Gold Catalysis and Photoactivation: A Fast and Selective Procedure for the Oxidation of Free Sugars
Omri, M.; Sauvage, F.; Busby, Y.; Becuwe, M.; Pourceau, G.; Wadouachi, A.
ACS Catalysis 2018, 1635-1639.
A fast and efficient methodology for the selective oxidation of sugars into corresponding sodium aldonates is herein reported. Hydrogen peroxide was used as a cheap oxidant and electron scavenger, in the presence of only 0.003-0.006 mol % of gold in basic conditions. Three photocatalysts were studied, namely Au/Al2O3, Au/TiO2 and Au/CeO2, the latter being the most efficient (TOF > 750 000 h-1) and perfectly selective.

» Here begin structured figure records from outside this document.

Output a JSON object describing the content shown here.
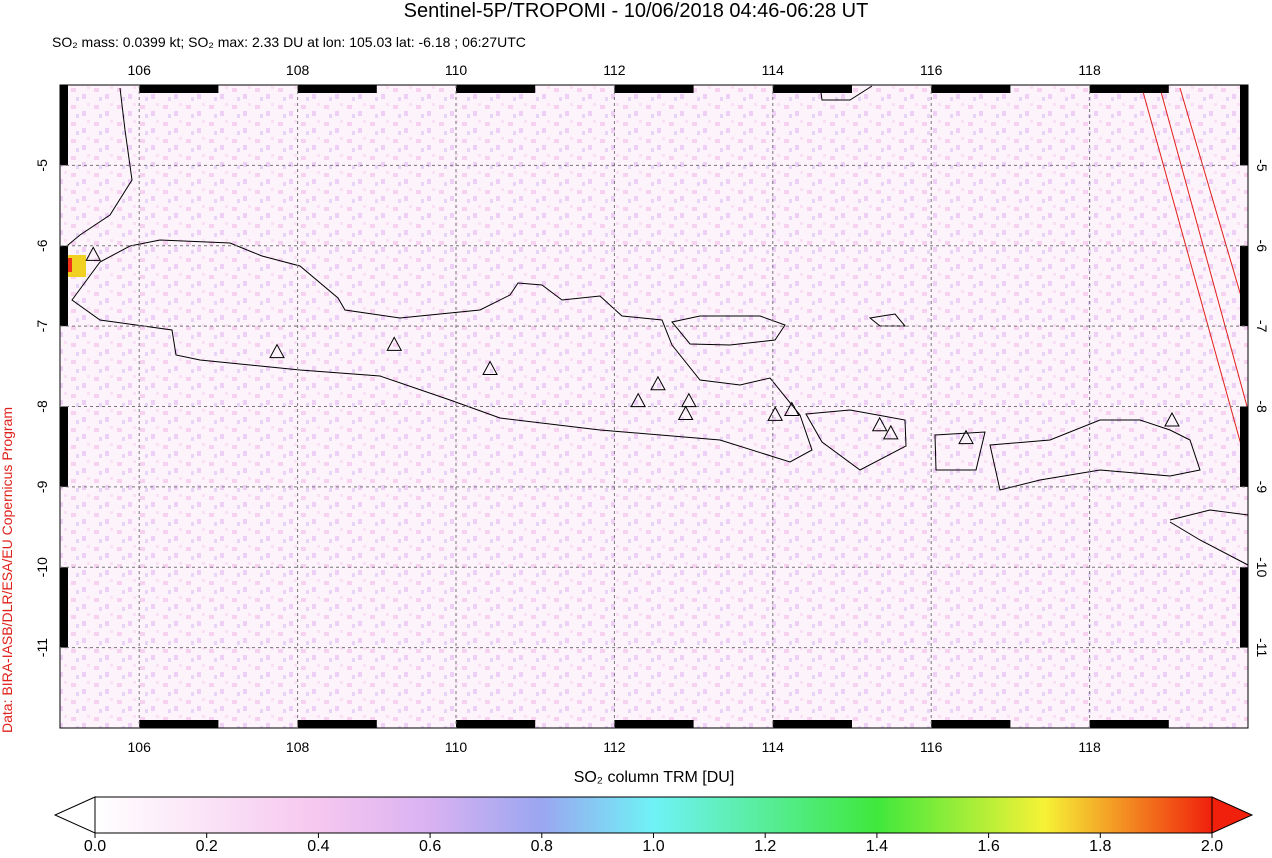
{
  "header": {
    "title": "Sentinel-5P/TROPOMI - 10/06/2018 04:46-06:28 UT",
    "subtitle": "SO₂ mass: 0.0399 kt; SO₂ max: 2.33 DU at lon: 105.03 lat: -6.18 ; 06:27UTC"
  },
  "credit": "Data: BIRA-IASB/DLR/ESA/EU Copernicus Program",
  "map": {
    "xlim": [
      105,
      120
    ],
    "ylim": [
      -12,
      -4
    ],
    "xticks": [
      106,
      108,
      110,
      112,
      114,
      116,
      118
    ],
    "yticks": [
      -5,
      -6,
      -7,
      -8,
      -9,
      -10,
      -11
    ],
    "volcanoes": [
      {
        "lon": 105.42,
        "lat": -6.12
      },
      {
        "lon": 107.74,
        "lat": -7.33
      },
      {
        "lon": 109.22,
        "lat": -7.24
      },
      {
        "lon": 110.43,
        "lat": -7.54
      },
      {
        "lon": 112.3,
        "lat": -7.94
      },
      {
        "lon": 112.55,
        "lat": -7.73
      },
      {
        "lon": 112.94,
        "lat": -7.94
      },
      {
        "lon": 112.9,
        "lat": -8.1
      },
      {
        "lon": 114.03,
        "lat": -8.11
      },
      {
        "lon": 114.24,
        "lat": -8.05
      },
      {
        "lon": 115.35,
        "lat": -8.24
      },
      {
        "lon": 115.49,
        "lat": -8.34
      },
      {
        "lon": 116.44,
        "lat": -8.4
      },
      {
        "lon": 119.04,
        "lat": -8.18
      }
    ]
  },
  "colorbar": {
    "label": "SO₂ column TRM [DU]",
    "lim": [
      0,
      2
    ],
    "ticks": [
      {
        "value": 0,
        "label": "0.0"
      },
      {
        "value": 0.2,
        "label": "0.2"
      },
      {
        "value": 0.4,
        "label": "0.4"
      },
      {
        "value": 0.6,
        "label": "0.6"
      },
      {
        "value": 0.8,
        "label": "0.8"
      },
      {
        "value": 1,
        "label": "1.0"
      },
      {
        "value": 1.2,
        "label": "1.2"
      },
      {
        "value": 1.4,
        "label": "1.4"
      },
      {
        "value": 1.6,
        "label": "1.6"
      },
      {
        "value": 1.8,
        "label": "1.8"
      },
      {
        "value": 2,
        "label": "2.0"
      }
    ]
  }
}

Only 10 minutes exposition under standard incident sunlight irradiation (A.M.1.5G conditions - 100 mW/cm2) affords total conversion of glucose into the corresponding sodium gluconate. Demonstrating its versatility, this methodology was successfully applied to a variety of oligosaccharides leading to the corresponding aldonates in quantitative yield and high purity (>95%) without any purification step. The photocatalyst was recovered by simple filtration and re-used 5 times leading to the same conversion and selectivity after 10 min of illumination.